The campaign tries to get people to think about and share their thoughts on what they would do if they witnessed sexual violence.

“We ask real-life scenarios, we pose people questions in terms of what they would and wouldn’t do in different moments,” said Lalonde.

Lalonde says it’s important to ask these questions and raise awareness on the topic.
“Sexual violence is perpetrated in large part by our silence,” said Lalonde.

She says perpetrators know it’s taboo to talk about and can be embarrassing – and that victims aren’t likely to report the incident. That, says Lalonde, is where they get their power.

“It’s really important to talk about it because you’re taking it out of the shadows. You’re really disempowering the perpetrators and saying ‘You’re not going to get away with this and I’m not going to sit at home and be humiliated by this,’” said Lalonde. “’You should be embarrassed by what you did.’”

The campaign started in 2011.

“I’ve been working at it for four years and…I’m seeing that it has an impact,” said Lalonde.

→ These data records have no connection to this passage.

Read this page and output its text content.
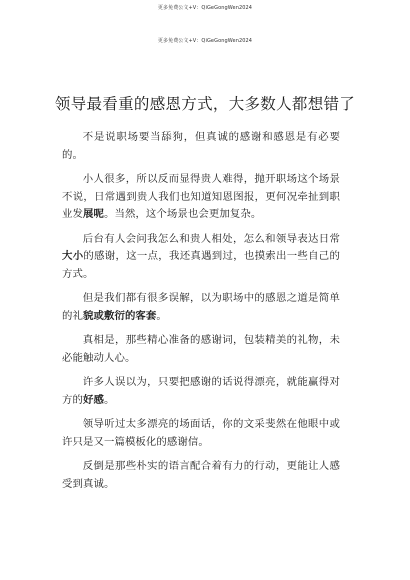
更多免费公文+V：QiGeGongWen2024
更多免费公文+V：QiGeGongWen2024
领导最看重的感恩方式，大多数人都想错了

不是说职场要当舔狗，但真诚的感谢和感恩是有必要的。

小人很多，所以反而显得贵人难得，抛开职场这个场景不说，日常遇到贵人我们也知道知恩图报，更何况牵扯到职业发展呢。当然，这个场景也会更加复杂。

后台有人会问我怎么和贵人相处，怎么和领导表达日常大小的感谢，这一点，我还真遇到过，也摸索出一些自己的方式。

但是我们都有很多误解，以为职场中的感恩之道是简单的礼貌或敷衍的客套。

真相是，那些精心准备的感谢词，包装精美的礼物，未必能触动人心。

许多人误以为，只要把感谢的话说得漂亮，就能赢得对方的好感。

领导听过太多漂亮的场面话，你的文采斐然在他眼中或许只是又一篇模板化的感谢信。

反倒是那些朴实的语言配合着有力的行动，更能让人感受到真诚。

That’s not how the first couple of years of the campaign went.

“I would see some blank stares, a lot of people saying ‘That doesn’t really happen here,’ ” she said. “Whereas now I think people are realizing that this is a thing that happens everywhere and a survivor and a victim could be anyone.”

Sheridan student Chelsea Wright says it’s important to start educating people on sexual violence and inform them at a younger age.

“When you’re younger you don’t really think about it, but as you get older you see it,” says the 18-year-old. “You’re exposed to everything and whatever you were taught when you were younger will show how you’re going to deal with these situations.”